The Purifying Power of Thankfulness

In all the Psalms Jesus meets with us, identifying with our weaknesses, having compassion on us, and graciously meeting us with help in our time of need. But he does not always help us on our terms, the way we would devise. Sometimes we call out for him for grace and mercy, but he meets us first with more wounds, more hurt. Psalm 50 pictures such a time. We must keep humbly listening. God wounds and speaks only for our good.

God’s people have called out to him, because He is holy and mighty and powerful. In v. 3 they say “Here he comes! He’s answering our prayers!” But his answer pulls them up short: He responds not with tender concern but by calling His “faithful ones” to righteously judge them (v. 4-6). What? I thought God’s job is to help us?!

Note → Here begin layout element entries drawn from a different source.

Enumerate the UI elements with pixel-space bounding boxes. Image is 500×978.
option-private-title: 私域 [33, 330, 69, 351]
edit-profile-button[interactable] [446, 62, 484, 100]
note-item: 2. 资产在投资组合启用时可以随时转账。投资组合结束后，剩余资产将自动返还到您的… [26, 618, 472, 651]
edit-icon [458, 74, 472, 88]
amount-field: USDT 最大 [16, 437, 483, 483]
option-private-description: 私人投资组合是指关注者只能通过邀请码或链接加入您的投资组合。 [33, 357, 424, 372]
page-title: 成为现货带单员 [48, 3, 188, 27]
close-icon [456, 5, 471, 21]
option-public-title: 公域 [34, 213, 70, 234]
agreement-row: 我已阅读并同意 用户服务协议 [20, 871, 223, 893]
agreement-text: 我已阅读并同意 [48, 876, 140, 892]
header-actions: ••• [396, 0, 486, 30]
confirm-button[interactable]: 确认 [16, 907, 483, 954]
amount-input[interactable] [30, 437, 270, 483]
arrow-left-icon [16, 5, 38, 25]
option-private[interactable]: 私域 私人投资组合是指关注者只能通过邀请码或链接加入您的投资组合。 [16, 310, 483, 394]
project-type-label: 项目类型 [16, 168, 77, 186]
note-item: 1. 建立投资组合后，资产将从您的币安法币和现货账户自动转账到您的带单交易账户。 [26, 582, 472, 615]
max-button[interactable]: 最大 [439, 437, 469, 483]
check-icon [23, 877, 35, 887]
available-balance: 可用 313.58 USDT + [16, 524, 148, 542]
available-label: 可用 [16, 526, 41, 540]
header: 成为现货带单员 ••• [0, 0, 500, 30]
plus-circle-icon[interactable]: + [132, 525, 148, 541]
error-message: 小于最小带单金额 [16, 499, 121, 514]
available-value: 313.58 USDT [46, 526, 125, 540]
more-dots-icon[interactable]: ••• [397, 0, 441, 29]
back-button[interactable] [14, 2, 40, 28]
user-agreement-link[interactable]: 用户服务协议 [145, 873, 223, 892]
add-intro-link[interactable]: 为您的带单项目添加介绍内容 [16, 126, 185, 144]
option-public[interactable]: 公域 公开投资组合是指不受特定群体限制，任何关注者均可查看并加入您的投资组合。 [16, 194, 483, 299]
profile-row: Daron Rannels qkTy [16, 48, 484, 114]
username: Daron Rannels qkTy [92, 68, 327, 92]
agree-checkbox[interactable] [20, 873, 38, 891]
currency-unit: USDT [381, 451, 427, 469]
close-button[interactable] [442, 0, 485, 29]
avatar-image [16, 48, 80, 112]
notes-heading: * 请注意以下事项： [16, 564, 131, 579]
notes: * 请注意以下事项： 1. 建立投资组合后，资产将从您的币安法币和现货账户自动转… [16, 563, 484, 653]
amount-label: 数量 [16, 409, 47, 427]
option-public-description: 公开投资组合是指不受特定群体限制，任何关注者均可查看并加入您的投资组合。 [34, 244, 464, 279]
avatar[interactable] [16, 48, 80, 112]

Indeed, He is out to help, by restoring what would be most to His glory and our good: a thankful heart. God doesn’t need, period. But what glorifies Him is our dependence and thanks. The Giver gets the glory, as we, the recipients, bask in thankfulness at His grace given.

Dependence and thankfulness, when mixed together, also become a purifying agent of awesome power. Another group is addressed here: the wicked (v. 16-22). They break God’s commandments because they have “forgotten” Him - they treat God as if He is like them (v. 21-22).

The way the “faithful ones” keep from becoming the “the wicked” is not by achieving perfection, or lowering their standards, or by trying harder. None of us have the right in ourselves to “recite [his] statutes or take [his] covenant on [our] lips” (v. 16). Only as we “offer thanksgiving” as our sacrifice do we glorify God. And only those who “offer thanksgiving” as their primary sacrifice to God are able to “rightly order [their] way” (v. 23). They always go together.

It is no coincidence that Paul talks of thankfulness this way in Eph. 5, especially v. 4. What lust or immorality lies in your heart? God promises you: no matter how dark or entrenched it may be, it cannot withstand the purifying power of thankfulness to God.

Crucial: thankfulness is fueled by faith, in two directions. It looks back to the cross - “Out of Zion, the perfection of beauty” (v. 2). But faith also looks forward in time, with thanks: “. . . call upon me in the day of trouble; I will deliver you, and you shall glorify me” (v. 15).